UX leads. AI builds.
Users validate.

Every project I take on follows the same core principle: understand the people first, then decide what to build. Technology choices come last — after I have observed the actual workflow, identified the real pain points, and validated that a solution will genuinely help.

This approach has taught me that the most valuable AI systems are often invisible to their users. They remove friction, handle tedious steps, and let people focus on the judgments that require human expertise.

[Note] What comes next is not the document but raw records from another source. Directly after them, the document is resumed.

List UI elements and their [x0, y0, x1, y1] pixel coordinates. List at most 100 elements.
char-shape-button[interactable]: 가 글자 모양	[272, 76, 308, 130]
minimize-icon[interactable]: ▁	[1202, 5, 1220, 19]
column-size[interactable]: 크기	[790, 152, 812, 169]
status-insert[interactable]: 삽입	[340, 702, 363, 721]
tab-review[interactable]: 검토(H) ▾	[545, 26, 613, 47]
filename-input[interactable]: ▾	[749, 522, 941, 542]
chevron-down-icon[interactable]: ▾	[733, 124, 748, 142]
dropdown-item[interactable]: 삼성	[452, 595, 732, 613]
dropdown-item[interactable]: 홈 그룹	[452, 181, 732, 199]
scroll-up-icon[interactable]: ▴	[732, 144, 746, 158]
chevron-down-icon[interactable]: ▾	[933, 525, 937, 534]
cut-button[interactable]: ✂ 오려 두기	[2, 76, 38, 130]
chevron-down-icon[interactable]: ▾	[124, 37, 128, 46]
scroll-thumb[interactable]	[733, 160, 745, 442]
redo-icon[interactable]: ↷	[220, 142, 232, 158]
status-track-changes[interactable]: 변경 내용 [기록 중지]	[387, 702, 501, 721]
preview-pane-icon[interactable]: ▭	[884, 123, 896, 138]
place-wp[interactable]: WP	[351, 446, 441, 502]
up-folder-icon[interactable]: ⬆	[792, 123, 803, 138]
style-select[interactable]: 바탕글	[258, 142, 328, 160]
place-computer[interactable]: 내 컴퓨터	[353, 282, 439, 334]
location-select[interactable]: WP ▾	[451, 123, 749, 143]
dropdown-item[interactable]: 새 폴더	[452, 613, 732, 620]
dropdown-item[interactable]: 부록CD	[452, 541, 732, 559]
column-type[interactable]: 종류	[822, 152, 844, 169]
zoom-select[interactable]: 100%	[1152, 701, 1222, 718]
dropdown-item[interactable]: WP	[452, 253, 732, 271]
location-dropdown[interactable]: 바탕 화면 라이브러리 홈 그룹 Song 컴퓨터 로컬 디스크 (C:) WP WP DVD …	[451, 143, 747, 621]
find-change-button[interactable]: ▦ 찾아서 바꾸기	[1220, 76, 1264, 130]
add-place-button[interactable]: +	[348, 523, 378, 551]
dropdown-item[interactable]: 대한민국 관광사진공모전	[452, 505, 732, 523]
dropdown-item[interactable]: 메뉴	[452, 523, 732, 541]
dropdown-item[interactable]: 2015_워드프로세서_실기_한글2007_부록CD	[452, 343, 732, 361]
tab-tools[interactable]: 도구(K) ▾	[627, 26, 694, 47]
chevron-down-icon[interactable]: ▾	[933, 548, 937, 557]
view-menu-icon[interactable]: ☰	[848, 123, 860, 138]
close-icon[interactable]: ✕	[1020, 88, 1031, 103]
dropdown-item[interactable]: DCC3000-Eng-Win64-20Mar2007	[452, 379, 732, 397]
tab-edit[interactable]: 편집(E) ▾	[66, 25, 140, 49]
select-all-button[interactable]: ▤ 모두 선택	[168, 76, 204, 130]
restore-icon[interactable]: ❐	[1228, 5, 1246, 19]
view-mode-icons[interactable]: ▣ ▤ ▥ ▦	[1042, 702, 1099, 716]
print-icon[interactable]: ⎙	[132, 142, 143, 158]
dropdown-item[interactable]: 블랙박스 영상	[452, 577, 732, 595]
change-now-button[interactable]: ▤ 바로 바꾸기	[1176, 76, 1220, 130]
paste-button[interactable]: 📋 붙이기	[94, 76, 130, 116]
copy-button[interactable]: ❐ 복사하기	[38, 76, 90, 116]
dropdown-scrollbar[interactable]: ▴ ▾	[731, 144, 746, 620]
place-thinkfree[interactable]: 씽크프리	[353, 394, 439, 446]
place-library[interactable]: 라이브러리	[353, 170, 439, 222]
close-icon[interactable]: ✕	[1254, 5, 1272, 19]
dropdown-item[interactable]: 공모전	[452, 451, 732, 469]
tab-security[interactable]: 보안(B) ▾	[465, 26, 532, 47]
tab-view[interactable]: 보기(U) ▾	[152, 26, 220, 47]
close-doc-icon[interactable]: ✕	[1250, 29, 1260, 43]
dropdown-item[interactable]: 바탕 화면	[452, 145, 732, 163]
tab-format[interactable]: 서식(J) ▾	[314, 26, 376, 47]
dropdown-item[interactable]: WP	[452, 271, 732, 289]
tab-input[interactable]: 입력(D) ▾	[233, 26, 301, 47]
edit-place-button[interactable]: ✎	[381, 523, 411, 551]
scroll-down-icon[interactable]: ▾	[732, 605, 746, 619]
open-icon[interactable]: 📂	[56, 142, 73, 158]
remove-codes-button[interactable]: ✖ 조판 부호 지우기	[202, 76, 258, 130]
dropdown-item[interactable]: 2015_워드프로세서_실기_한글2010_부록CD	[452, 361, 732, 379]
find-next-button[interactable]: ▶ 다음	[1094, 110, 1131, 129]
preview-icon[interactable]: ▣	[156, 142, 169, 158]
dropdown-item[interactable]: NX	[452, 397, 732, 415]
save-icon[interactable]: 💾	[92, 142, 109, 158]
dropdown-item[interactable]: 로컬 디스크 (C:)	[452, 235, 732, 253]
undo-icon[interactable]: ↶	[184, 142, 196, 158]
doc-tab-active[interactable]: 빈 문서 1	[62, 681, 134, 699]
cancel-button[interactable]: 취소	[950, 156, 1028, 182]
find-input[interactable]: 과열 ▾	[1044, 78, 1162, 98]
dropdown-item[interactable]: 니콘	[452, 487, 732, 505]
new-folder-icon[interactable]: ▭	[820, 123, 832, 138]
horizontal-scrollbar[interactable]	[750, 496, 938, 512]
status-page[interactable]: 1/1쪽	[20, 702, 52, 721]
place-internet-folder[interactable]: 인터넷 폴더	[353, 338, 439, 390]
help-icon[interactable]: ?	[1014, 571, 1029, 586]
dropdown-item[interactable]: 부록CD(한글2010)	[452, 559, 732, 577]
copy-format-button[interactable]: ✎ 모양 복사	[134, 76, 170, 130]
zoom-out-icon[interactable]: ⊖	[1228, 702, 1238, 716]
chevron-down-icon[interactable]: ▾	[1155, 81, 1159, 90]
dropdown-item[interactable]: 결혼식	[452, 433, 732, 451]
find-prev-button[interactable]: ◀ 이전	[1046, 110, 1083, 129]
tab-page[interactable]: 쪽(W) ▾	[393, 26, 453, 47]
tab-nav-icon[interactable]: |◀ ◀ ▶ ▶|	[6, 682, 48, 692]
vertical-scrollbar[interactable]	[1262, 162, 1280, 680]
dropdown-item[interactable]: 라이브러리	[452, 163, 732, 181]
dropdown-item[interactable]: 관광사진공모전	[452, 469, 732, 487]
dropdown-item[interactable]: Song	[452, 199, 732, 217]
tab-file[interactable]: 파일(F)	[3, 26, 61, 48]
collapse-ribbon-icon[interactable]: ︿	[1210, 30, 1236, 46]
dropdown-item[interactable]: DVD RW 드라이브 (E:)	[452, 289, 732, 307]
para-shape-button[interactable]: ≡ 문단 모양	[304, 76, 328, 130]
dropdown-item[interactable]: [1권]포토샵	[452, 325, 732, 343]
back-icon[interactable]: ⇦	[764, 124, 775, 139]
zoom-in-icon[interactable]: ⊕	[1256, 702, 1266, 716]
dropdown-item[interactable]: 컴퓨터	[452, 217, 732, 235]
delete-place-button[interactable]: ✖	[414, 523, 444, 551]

Much of my work starts in unfamiliar territory — a new industry, an undocumented workflow, a team under pressure to move faster. I have learned that the hard part is rarely the model choice. It is getting from messy reality to a system people actually trust and use. The four phases below are how I do that, consistently.

1

Listen & Observe

I start by interviewing the people who do the work — process owners, operations staff, domain experts. I watch how they actually complete their tasks, noting workarounds and pain points that are invisible in process documentation. At Ergomotion, this revealed that customs brokers had developed manual shortcuts that no system had captured.

2

Prototype & Test

Rather than building a complete system, I ship a working prototype as fast as possible and put it in front of real users. Their reactions tell me more than any specification document. For the Pallet Calculator, I built the same capability two different ways — deterministic and AI-driven — to learn which approach users actually trusted.

3

Build with the Right Tool

AI is powerful, but it is not always the right answer. I choose the cheapest, most reliable tool for each step — deterministic logic for rules-heavy calculations, small language models for simple parsing, large models only when the task demands it. For the Pallet Calculator, this meant deterministic geometry for the layout math and a small model only at the edges — faster, cheaper, and easier to debug than an LLM-everywhere approach.

4

Close the Loop

I train the people who use the system to be its testers. Their ongoing feedback becomes the quality assurance layer. At Ergomotion, process owners became the QA team, and their feedback shaped the final automation pipeline. The system improves because the people closest to the work are continuously involved.

The constant is not the tool — it is getting from messy reality to a system people trust and use.